When he faces trying moments in class, Kevin Grace, MA (A&S) '77, UC's head archivist and an assistant professor, often wonders how Gustav Carlson, his "remarkably kind" professor, would have handled it.
Carlson, who died in 2006 at the age of 96, taught sociology and anthropology at UC from 1936-80. The gentlemanly professor with the Swedish accent served as head of UC's department of sociology and anthropology from '61 until the department of anthropology split off in 1969, which he then headed until '77.
"You always had to maintain, according to Carlson, a dignified presence in the classroom," says Grace, who started at UC in '75 as an anthropology master's student and served as Carlson's teaching assistant. "He made you feel that if you were going to go out and teach, first of all you treated your students like mature adults. And you made sure that you were available for them at any time."
Gustav, who became known for his lecturing abilities, won the A.B. (Dolly) Cohen Award for Excellence in Teaching in '62, the second year UC gave the award.

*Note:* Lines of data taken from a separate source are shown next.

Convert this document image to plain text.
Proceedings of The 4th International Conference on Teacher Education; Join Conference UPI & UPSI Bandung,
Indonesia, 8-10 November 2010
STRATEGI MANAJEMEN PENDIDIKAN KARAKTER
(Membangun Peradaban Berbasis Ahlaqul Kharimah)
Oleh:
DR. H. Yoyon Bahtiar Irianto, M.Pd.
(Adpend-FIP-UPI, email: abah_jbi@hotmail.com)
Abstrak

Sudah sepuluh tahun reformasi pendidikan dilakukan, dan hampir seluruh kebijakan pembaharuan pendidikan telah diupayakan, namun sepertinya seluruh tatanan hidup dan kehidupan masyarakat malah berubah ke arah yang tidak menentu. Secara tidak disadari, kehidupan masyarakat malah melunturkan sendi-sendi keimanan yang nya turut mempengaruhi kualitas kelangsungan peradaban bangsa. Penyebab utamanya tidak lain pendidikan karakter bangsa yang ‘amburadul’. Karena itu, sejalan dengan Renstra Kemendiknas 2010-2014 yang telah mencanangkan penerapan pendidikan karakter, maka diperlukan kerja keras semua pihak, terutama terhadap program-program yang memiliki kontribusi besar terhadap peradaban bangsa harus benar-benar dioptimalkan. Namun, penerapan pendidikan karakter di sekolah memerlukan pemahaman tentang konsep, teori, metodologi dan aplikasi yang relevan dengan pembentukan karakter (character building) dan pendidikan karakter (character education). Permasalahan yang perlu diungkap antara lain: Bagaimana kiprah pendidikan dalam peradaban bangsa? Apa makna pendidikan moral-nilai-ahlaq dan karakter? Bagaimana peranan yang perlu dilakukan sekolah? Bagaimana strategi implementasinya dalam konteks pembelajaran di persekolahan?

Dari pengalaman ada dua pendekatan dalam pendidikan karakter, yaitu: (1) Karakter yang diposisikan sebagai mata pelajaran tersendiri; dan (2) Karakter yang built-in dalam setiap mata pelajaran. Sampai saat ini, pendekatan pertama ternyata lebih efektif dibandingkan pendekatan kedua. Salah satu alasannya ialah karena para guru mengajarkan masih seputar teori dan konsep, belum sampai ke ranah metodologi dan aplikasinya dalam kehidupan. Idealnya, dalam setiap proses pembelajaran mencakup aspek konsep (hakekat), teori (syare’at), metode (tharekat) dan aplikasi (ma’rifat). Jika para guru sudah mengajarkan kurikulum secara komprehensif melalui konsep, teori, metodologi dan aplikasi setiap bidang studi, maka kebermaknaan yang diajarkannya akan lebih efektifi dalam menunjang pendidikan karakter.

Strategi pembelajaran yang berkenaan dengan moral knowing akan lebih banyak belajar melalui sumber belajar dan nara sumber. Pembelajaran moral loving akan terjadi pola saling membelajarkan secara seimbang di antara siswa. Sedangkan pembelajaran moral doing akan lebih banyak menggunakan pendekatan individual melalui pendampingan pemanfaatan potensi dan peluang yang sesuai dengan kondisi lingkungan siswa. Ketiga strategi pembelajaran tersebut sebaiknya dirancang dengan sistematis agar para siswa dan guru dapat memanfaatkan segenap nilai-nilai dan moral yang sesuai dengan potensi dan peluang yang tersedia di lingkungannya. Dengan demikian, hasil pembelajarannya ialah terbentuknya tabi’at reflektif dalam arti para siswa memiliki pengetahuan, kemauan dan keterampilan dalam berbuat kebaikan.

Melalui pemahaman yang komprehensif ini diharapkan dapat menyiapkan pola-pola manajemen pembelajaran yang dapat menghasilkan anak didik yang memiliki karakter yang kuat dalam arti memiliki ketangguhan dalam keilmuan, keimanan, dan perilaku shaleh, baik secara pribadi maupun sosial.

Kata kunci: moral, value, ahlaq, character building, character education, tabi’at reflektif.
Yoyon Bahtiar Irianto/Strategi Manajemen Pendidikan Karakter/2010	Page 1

"I thought he was a wonderful teacher and a scholar," says Grace. "He just had a presence in the classroom. He had a remarkable knack for getting you to look at the world around you and try to figure it out."
Gus' colleagues also remember his skill in the classroom, says associate professor of anthropology Joe Foster, who succeeded Carlson as department head. "Gus was sort of quiet," says Foster. "But if you attacked his department, you raised the tiger. Actually, you raised the Swedish wolverine."
Carlson was born to Swedish immigrants and spoke Swedish as his first language. He was one of the first graduate students of Leslie White, an anthropologist at the University of Michigan in the '30s, who became known for his ideas about cultural evolution.
Carlson theorized in his "Evolution of Culture" class that had Adolf Hitler never been born, the Holocaust would still likely have occurred as the culture at the time presented the opportunity for a brutal dictator to rise to power. And for "Introduction to Anthropology," he sent the class of freshmen to the zoo to stand in front of the chimpanzees and gorillas for an hour to observe their behavior, then write a paper about it. The intent was to get them thinking about their own social behavior.
Carlson's 44-year career at UC was interrupted during World War II when he served as chief of the intelligence section at the Office of War Information in Kunming, China. In need of a translator, Gus hired a Vietnamese man named Ho Chi Minh, the same who later became the leader of communist North Vietnam.
The anthropology prof's other brush with the infamous came a few years earlier when Thomas Dewey, New York's mob-busting prosecutor, used his dissertation on the cultural complex of numbers gambling to help bring down gangs.
"Carlson was a very colorful character," says Grace. "But the thing is, when you met him, he never talked about any of that stuff. He was very circumspect about revealing himself in any way. He always had that gentlemanly persona."